Ready for a parenting hack that tires out the kiddos and gets the house cleaned up, too? Read on for that and other ideas for keeping kids of all ages busy during the coldest months of the year.
Make a movement jar
Come up with a bunch of challenges that involve physical activity—for young kids, that might include things such as “stomp like a dinosaur,” “balance on one foot,” “hop like a bunny,” or “walk like a robot.” For older kids, the challenges could include things like TikTok dances or jumping rope. Write each one on a slip of paper, and put the papers in a jar or bowl. Have your child pull one out when they need to get wiggles out, or at certain times of the day (doing this before breakfast can be a fun, energizing way to start the day). Remember, kids do need 60 minutes of exercise each day, but it doesn’t have to be all at once!

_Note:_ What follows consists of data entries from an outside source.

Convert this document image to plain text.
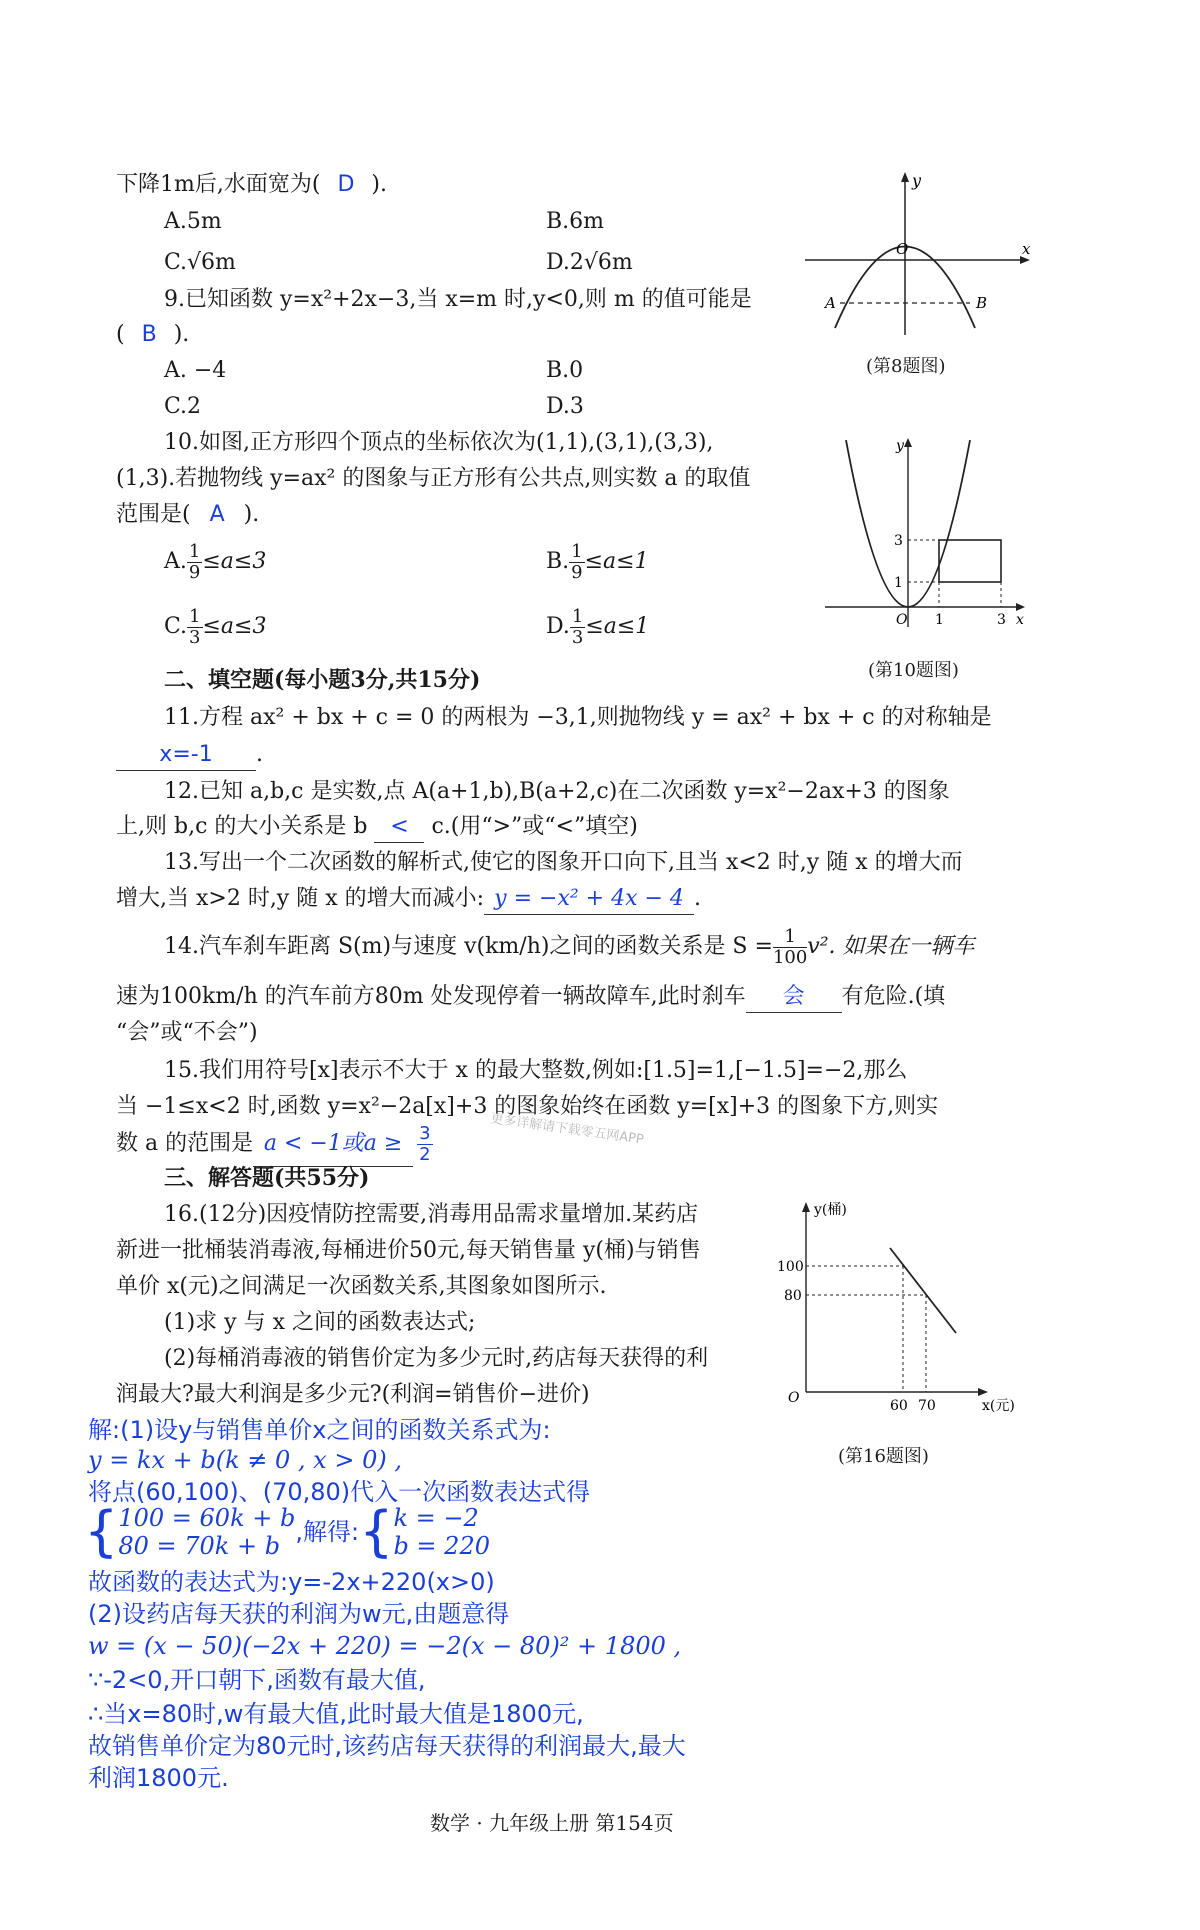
下降1m后,水面宽为( D ).
A.5m	B.6m
C.√6m	D.2√6m
y
x
O
A	B
(第8题图)
9.已知函数 y=x²+2x−3,当 x=m 时,y<0,则 m 的值可能是
( B ).
A. −4	B.0
C.2	D.3
10.如图,正方形四个顶点的坐标依次为(1,1),(3,1),(3,3),
(1,3).若抛物线 y=ax² 的图象与正方形有公共点,则实数 a 的取值
范围是( A ).
A. $\frac{1}{9} \le a\le 3$	B. $\frac{1}{9} \le a\le 1$
C. $\frac{1}{3} \le a\le 3$	D. $\frac{1}{3} \le a\le 1$
y
x
O 1	3
3
1
(第10题图)
二、填空题(每小题3分,共15分)
11.方程 ax² + bx + c = 0 的两根为 −3,1,则抛物线 y = ax² + bx + c 的对称轴是
x=-1 .
12.已知 a,b,c 是实数,点 A(a+1,b),B(a+2,c)在二次函数 y=x²−2ax+3 的图象
上,则 b,c 的大小关系是 b < c.(用“>”或“<”填空)
13.写出一个二次函数的解析式,使它的图象开口向下,且当 x<2 时,y 随 x 的增大而
增大,当 x>2 时,y 随 x 的增大而减小: y = −x² + 4x − 4 .
14.汽车刹车距离 S(m)与速度 v(km/h)之间的函数关系是 $S = \frac{1}{100} v^2$. 如果在一辆车
速为100km/h 的汽车前方80m 处发现停着一辆故障车,此时刹车 会 有危险.(填
“会”或“不会”)
15.我们用符号[x]表示不大于 x 的最大整数,例如:[1.5]=1,[−1.5]=−2,那么
当 −1≤x<2 时,函数 y=x²−2a[x]+3 的图象始终在函数 y=[x]+3 的图象下方,则实
数 a 的范围是 a < −1或$a \ge \frac{3}{2}$	更多详解请下载零五网APP
三、解答题(共55分)
16.(12分)因疫情防控需要,消毒用品需求量增加.某药店
新进一批桶装消毒液,每桶进价50元,每天销售量 y(桶)与销售
单价 x(元)之间满足一次函数关系,其图象如图所示.
(1)求 y 与 x 之间的函数表达式;
(2)每桶消毒液的销售价定为多少元时,药店每天获得的利
润最大?最大利润是多少元?(利润=销售价−进价)
y(桶)
x(元)
O
100
80
60 70
(第16题图)
解:(1)设y与销售单价x之间的函数关系式为:
y = kx + b(k ≠ 0 , x > 0) ,
将点(60,100)、(70,80)代入一次函数表达式得
{ 100 = 60k + b
80 = 70k + b ,解得:{ k = −2
b = 220
故函数的表达式为:y=-2x+220(x>0)
(2)设药店每天获的利润为w元,由题意得
w = (x − 50)(−2x + 220) = −2(x − 80)² + 1800 ,
∵-2<0,开口朝下,函数有最大值,
∴当x=80时,w有最大值,此时最大值是1800元,
故销售单价定为80元时,该药店每天获得的利润最大,最大
利润1800元.
数学 · 九年级上册 第154页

You can also use your movement jar in a game—for example, each person has to pull out three strips of paper and make up a dance that incorporates all three moves.
Use whatever you have around the house to create an obstacle course. Pillows to jump on, blankets to roll in, a couch to run around — anything fairly break-proof is fair game. Depending on the size of your space, you can run time trials so that kids get in enough laps to make it a workout. Here are some ideas to get you started on set-up:
- Pillows or cushions to climb over
- Plastic cups set up in a zig-zag pattern for a crawling zone
- Rolled up socks + laundry bin for a basket toss station
- Use painters tape to put a hopscotch grid on the floor
- Tape an X where your kiddo has to stop to do 5 jumping jacks
- String cross-crossed across the hallway for kids to step over and wiggle under
If your kids are too little to get the hang of an obstacle course, you can simplify. Set up blocks or smaller stuffed animals on one side of the room and put a basket some distance away. Then, have your kids run a relay race from the pile to the basket and back again. Bonus points if this gets your place cleaned up a bit, too!
Shoveling snow burns a ton of calories and is a great exercise for kids at any age. Sledding is also a good way to keep moving, and getting back up the hill takes much more work than going down. Some other ideas for chilly fun in the great outdoors:
- Build snow forts, mazes, go sledding, or throw snowballs on snowy days
- Chase bubbles (if it’s cold enough, they’ll freeze!)
- Shovel snow (even little ones can warm up their muscles by scooping snow with a big spoon or plastic bowl)
- Get crafty and make some DIY snowshoes for a wintery walk
- Visit a local playground—even your old favorite will seem like a completely different world in the winter
It’s almost always a good time for a dance party, except maybe during naptime. When the energy in the house is going down, turn on some music and get everyone moving. Find fun ways to keep everyone going: conga lines, line dances, square dancing, whatever you can think of will work!
Little ones especially love movement and rhythm. And, if your kiddo is too young to dance, claim them as your dance partner for an arm workout for yourself!
Give everyone a chance to find a workout on YouTube for the family to try. Make sure you’ve got parental controls set on YouTube or switch to You Tube Kids and let your kids look for a fitness routine to lead with the family. They’ll get plenty of exercise figuring out what they like best. From classic workouts geared towards kids to Frozen-themed yoga to sports conditioning for young athletes, challenge your kids to find something they want to teach the rest of the family.
Chores around the house are always a great way to keep everyone moving — the challenge is motivating your kids to jump in. To get kids involved though, all you have to do is make it a game!
- Create a challenge: Who can pick up the most blocks? Can you finish dusting before the end of this song?
- Give them a goal: Kids love having a target to aim for, so tape a square on the floor to sweep all the crumbs into, or set up a basket for “laundry toss.”
- Have a race: Sprint to see who can make their bed or clean a window the fastest.
- Roll the dice: Make a numbered list of chores, and roll the dice to decide what to do first.
- Play pretend: Tell young kids they’re a delivery person and have them shuttle clean towels or dirty dishes to the right places.
Picking up or pushing laundry baskets full of clothes, making beds, going up and down the stairs to put things away, washing floors or walls — there are lots of ways to incorporate movement while getting the house clean. An hour of active cleaning on a Saturday morning can count for exercise and result in a clean house.
No matter what you decide to do, incorporating movement and fitness in your family’s lifestyle brings huge benefits for you and your kids. Getting active and staying active during the cold months is the perfect cure for the winter blues.